Setelah melewati masa transisi dari
sebelum ke setelah memakai hijab, dua tahun setelahnya saya lalui dengan
baik. Walaupun terkadang saat melihat teman-teman saya lainnya yang
belum memakai hijab, masih terlintas di pikiran saya bahwa mungkin
dengan engga memakai hijab bisa lebih menyenangkan dan bebas
berekspresi. Tetapi dengan cukup banyaknya teman saya yang menggunakan
hijab dan sempat berada di dalam lingkungan anak – anak rohis, pikiran
saya ini engga sampai membuat ingin melepas hijab ini.
Dari bertahun- tahun saya memakai hijab,
masa terberat yang saya lalui adalah selama saya duduk di kursi SMA.
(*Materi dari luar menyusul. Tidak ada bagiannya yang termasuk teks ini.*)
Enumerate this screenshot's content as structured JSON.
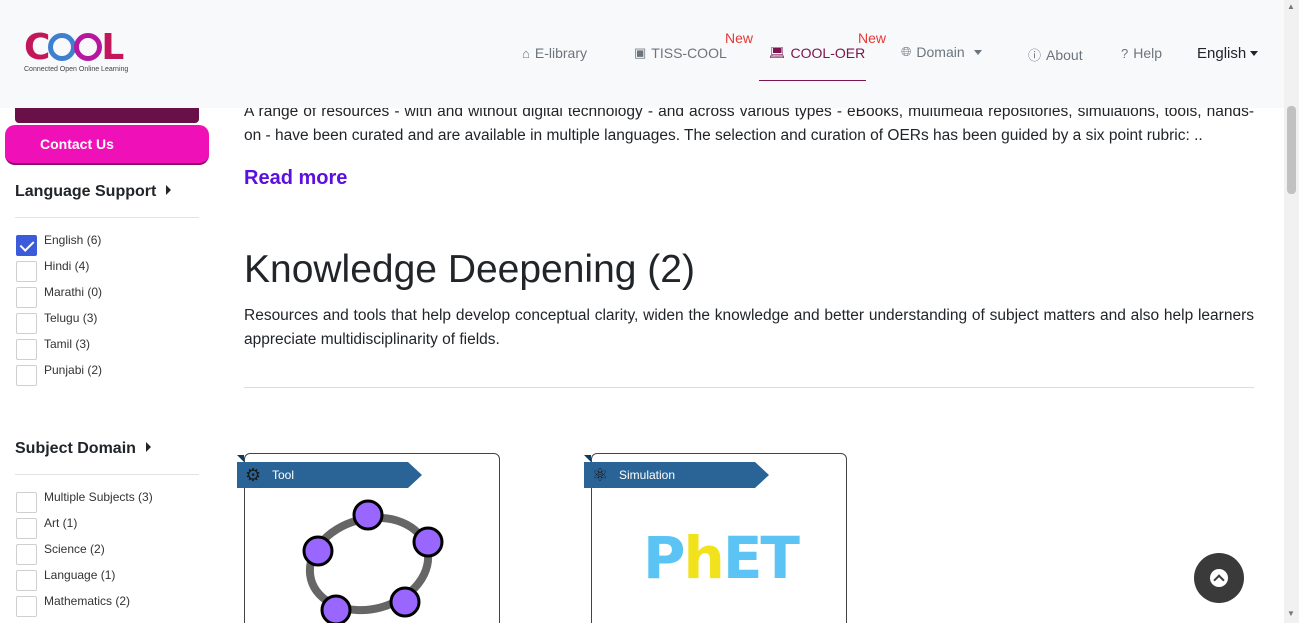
{
  "header": {
    "logo": {
      "text": "COOL",
      "subtitle": "Connected Open Online Learning"
    },
    "nav": [
      {
        "label": "E-library",
        "icon": "home-icon",
        "new": false
      },
      {
        "label": "TISS-COOL",
        "icon": "teacher-board-icon",
        "new": true
      },
      {
        "label": "COOL-OER",
        "icon": "laptop-icon",
        "new": true,
        "active": true
      },
      {
        "label": "Domain",
        "icon": "globe-icon",
        "dropdown": true
      },
      {
        "label": "About",
        "icon": "info-icon"
      },
      {
        "label": "Help",
        "icon": "question-circle-icon"
      }
    ],
    "new_badge": "New",
    "language": "English"
  },
  "sidebar": {
    "contact_label": "Contact Us",
    "language_title": "Language Support",
    "languages": [
      {
        "label": "English (6)",
        "checked": true
      },
      {
        "label": "Hindi (4)",
        "checked": false
      },
      {
        "label": "Marathi (0)",
        "checked": false
      },
      {
        "label": "Telugu (3)",
        "checked": false
      },
      {
        "label": "Tamil (3)",
        "checked": false
      },
      {
        "label": "Punjabi (2)",
        "checked": false
      }
    ],
    "subject_title": "Subject Domain",
    "subjects": [
      {
        "label": "Multiple Subjects (3)",
        "checked": false
      },
      {
        "label": "Art (1)",
        "checked": false
      },
      {
        "label": "Science (2)",
        "checked": false
      },
      {
        "label": "Language (1)",
        "checked": false
      },
      {
        "label": "Mathematics (2)",
        "checked": false
      }
    ]
  },
  "main": {
    "intro": "A range of resources - with and without digital technology - and across various types - eBooks, multimedia repositories, simulations, tools, hands-on - have been curated and are available in multiple languages. The selection and curation of OERs has been guided by a six point rubric: ..",
    "read_more": "Read more",
    "section_title": "Knowledge Deepening (2)",
    "section_desc": "Resources and tools that help develop conceptual clarity, widen the knowledge and better understanding of subject matters and also help learners appreciate multidisciplinarity of fields.",
    "cards": [
      {
        "ribbon": "Tool",
        "ribbon_icon": "gears-icon",
        "image": "geogebra-logo"
      },
      {
        "ribbon": "Simulation",
        "ribbon_icon": "atom-icon",
        "image": "phet-logo",
        "logo_text": "PhET"
      }
    ]
  },
  "colors": {
    "accent": "#7b1450",
    "contact": "#f010b8",
    "ribbon": "#2a6496",
    "link": "#5b0fe0",
    "new": "#e53935"
  }
}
Mulai dari minggu pertama masuk sampai minggu terakhir sekolah, sudah
enggak terhitung berapa kali saya ingin membuka hijab. Kenyataan yang
lebih parah adalah saya juga sempat merasa hijab yang saya kenakan saat
itu bahkan menjadi penghalang saya dalam bergaul dan benar- benar
menurunkan rasa percaya diri saya.
Sampai akhirnya pada suatu hari, ketika
saya seorang diri sedang menunggu hasil pemeriksaan dokter di suatu
rumah sakit. Seperti biasanya, saat lagi melamunkan banyak hal,
sampailah saya memikirkan tentang rencana saya membuka hijab. Saat itu
saya membulatkan tekad untuk melepas hijab begitu saya mulai masuk
kuliah.
Engga lama setelah itu, sekitar sepuluh
menit kemudian, saat saya sedang mem-fotokopi hasil pemeriksaan dokter,
tiba-tiba tanpa adanya interaksi apapun sebelumnya, si penjual kacamata
di sebelah tempat fotokopi tersebut mengatakan hal yang mengubah total
pemikiran dan tekad saya sebelumnya. “Mbak, mbak udah cantik kaya gitu, pake jilbab..jangan dilepas ya mbak”,
katanya sambil tersenyum. Mungkin kalau sebelumnya saya engga memiliki
keinginan untuk melepas hijab saya, mungkin perkataan mas penjual
kacamata itu engga akan segitu membekasnya di ingatan saya.
Kejadian saat itu benar – benar
menyadarkan saya akan satu hal, yaitu Allah masih segitu sayangnya sama
saya. Kalau bisa diibaratkan, saat itu saya udah berada di ujung jurang,
dan saat itu juga Allah langsung memberikan cara untuk menyadarkan
saya. Bukan sekedar itu, tetapi memberikan hidayah-Nya. Makanya,
seandainya saya masih punya pemikiran untuk melepas hijab setelah
kejadian itu, kayanya saya akan menjadi manusia paling bodoh yang ada di
dunia ini.
Pikiran saya sih simpel aja, saya
mengenal banyak orang yang terlihat lebih baik dibanding saya, tapi
sampai saat ini belum memakai hijab. Itu hak mereka masing-masing dan
pastinya ada pemikiran tersendiri. Mungkin mereka ingin saat memakai
hijab nanti mereka benar-benar berperilaku seperti seorang muslimah yang
diajarkan oleh Islam.
Bagaimanapun orang memandang hijab, saya
yakin setiap orang punya cara dan pikirannya masing – masing. Satu
contoh sederhana adalah ketika kebanyakan orang belajar supaya bisa
“sempurna” baru kemudian mengenakan hijab, saya justru belajar banyak
dari hijab supaya bisa menjadi orang yang lebih baik.